Terminator 2 was on cable tonight. I remember being mightily disappointed when T2 was originally released that Michael Biehn’s character, Kyle Reese, wasn’t in the movie. Reese was later added, briefly, in a director’s cut of T2, but those were the days before DVDs and multiple releases of multiple versions of a movie a few months after its theatrical run, and I was annoyed that the part of T1 that gripped me the most seemed all but abandoned in the sequel.

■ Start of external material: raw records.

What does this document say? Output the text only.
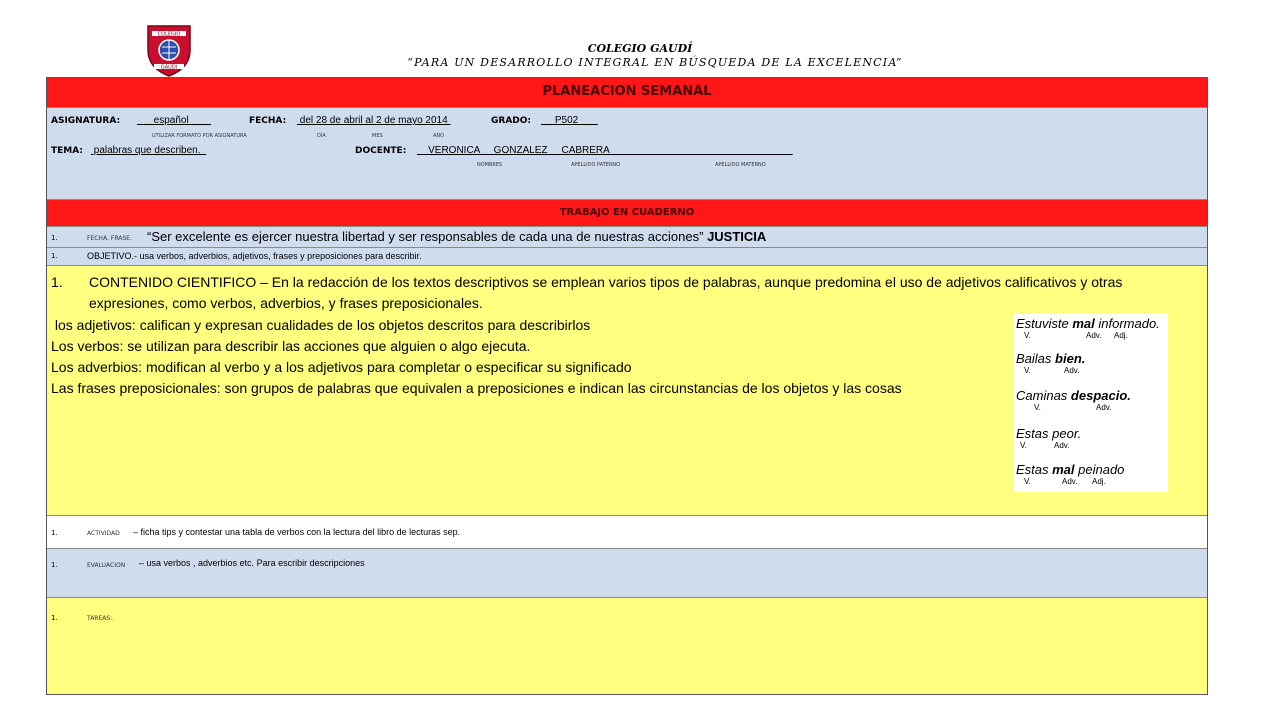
COLEGIO
GAUDI
COLEGIO GAUDÍ
“PARA UN DESARROLLO INTEGRAL EN BÚSQUEDA DE LA EXCELENCIA”
PLANEACION SEMANAL
ASIGNATURA: español	FECHA: del 28 de abril al 2 de mayo 2014	GRADO: P502
UTILIZAR FORMATO POR ASIGNATURA	DÍA	MES	AÑO
TEMA: palabras que describen.	DOCENTE: VERONICA     GONZALEZ     CABRERA
NOMBRES	APELLIDO PATERNO	APELLIDO MATERNO
TRABAJO EN CUADERNO
1.	FECHA, FRASE. “Ser excelente es ejercer nuestra libertad y ser responsables de cada una de nuestras acciones” JUSTICIA
1.	OBJETIVO.- usa verbos, adverbios, adjetivos, frases y preposiciones para describir.
1. CONTENIDO CIENTIFICO – En la redacción de los textos descriptivos se emplean varios tipos de palabras, aunque predomina el uso de adjetivos calificativos y otras
expresiones, como verbos, adverbios, y frases preposicionales.
los adjetivos: califican y expresan cualidades de los objetos descritos para describirlos
Los verbos: se utilizan para describir las acciones que alguien o algo ejecuta.
Los adverbios: modifican al verbo y a los adjetivos para completar o especificar su significado
Las frases preposicionales: son grupos de palabras que equivalen a preposiciones e indican las circunstancias de los objetos y las cosas
1.	ACTIVIDAD – ficha tips y contestar una tabla de verbos con la lectura del libro de lecturas sep.
1.	EVALUACION – usa verbos , adverbios etc. Para escribir descripciones
1.	TAREAS:.
Estuviste mal informado.
V.	Adv. Adj.
Bailas bien.
V.	Adv.
Caminas despacio.
V.	Adv.
Estas peor.
V.	Adv.
Estas mal peinado
V.	Adv. Adj.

See, I’m in it for the love story.
The Terminator is one of my all-time favorite movies. Lovers across time fighting a seemingly invincible foe with the fate of humanity in the balance. Talk about your high stakes! Good character arc for Sarah Connor too, as one of the writers at Thrillerfest’s writing workshop, Craftfest, pointed out in his talk. But every time I see that movie, I want to rewrite the ending. I want Kyle and Sarah to be together for more than one night, dammit, and no matter how many times I watch the movie, one night is all they get.
So now I write stories about lovers who overcome impossible odds, and the lovers get to stay together. Not to say I’m not mean to my characters along the way — where would the drama be without that? — but for the most part, the drama and tension come from outside the relationship, not from a faithless partner or jealous lover. Any relationship requires sacrifices to keep it afloat, and there’s drama and tension in that too.
Do I write about single, divorced, widowed characters? Characters who are scumbags, serial daters, players and con men (and women)? Of course, because those characters are fun. But when I write about lovers, I think Sarah and Kyle are alive there in the back of my mind, reminding me of all the times I wanted to change the end of their movie.